Second, the CBO relies on revenue estimates for tax provisions from the Joint Committee on Taxation (JCT), which differs in some cases from Tax Foundation estimates. For example, the JCT estimates the proposed 15 percent minimum tax on corporate book income would raise $319 billion over 10 (fiscal) years, while Tax Foundation estimates it would raise $204 billion over 10 (calendar) years—a difference not entirely explained by fiscal/calendar year differences.
The JCT estimates the 1 percent excise tax on stock buybacks would raise $124 billion, while Tax Foundation places it closer to $62 billion. The JCT finds the proposed surcharge on income earned over $10 million would raise $252 billion, and Tax Foundation finds it would raise $186 billion.
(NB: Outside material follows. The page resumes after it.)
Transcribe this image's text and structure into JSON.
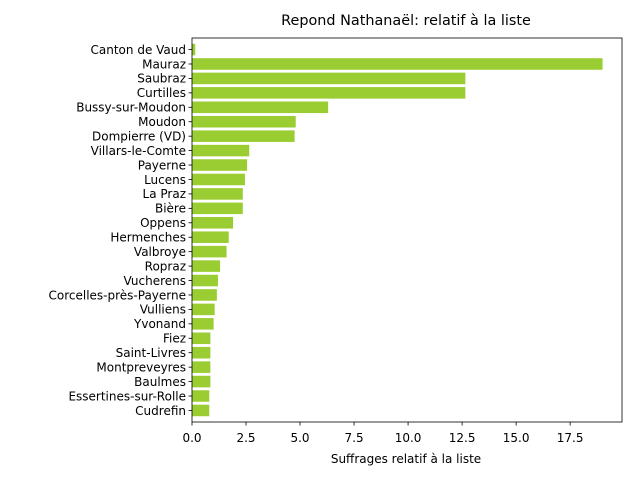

The two major pass-through business tax proposals raise $422 billion according to the JCT, while Tax Foundation finds they would raise about $317 billion.
The differences in revenue estimates may be largely due to differing forecasts for the tax bases, e.g., items like the quantity of corporate stock buybacks. If future economic activity diverges from historical trends, this will have a large impact on actual revenues. For example, corporate stock buybacks may continue their upward trajectory since 2018, or they may revert to longer-run historical levels, which is what we assume. A higher level of stock buybacks in the future may imply higher expected revenue from the proposed 1 percent excise tax.
Finally, Tax Foundation produces deficit estimates on both a conventional and a dynamic basis. A conventional deficit estimate holds the size of the economy constant, setting aside the impact of revenue raisers on economic activity such as investment and wages. A dynamic estimate incorporates the impact of tax changes on the economy, which may decrease the amount of revenue expected from certain tax increases.
Tax Foundation finds the negative economic impact of the proposed tax increases on individuals and corporations increases the cumulative deficit by about $155 billion over 10 years, totaling $624 billion before interest costs. Including interest costs, the cumulative deficit totals $838 billion over 10 years.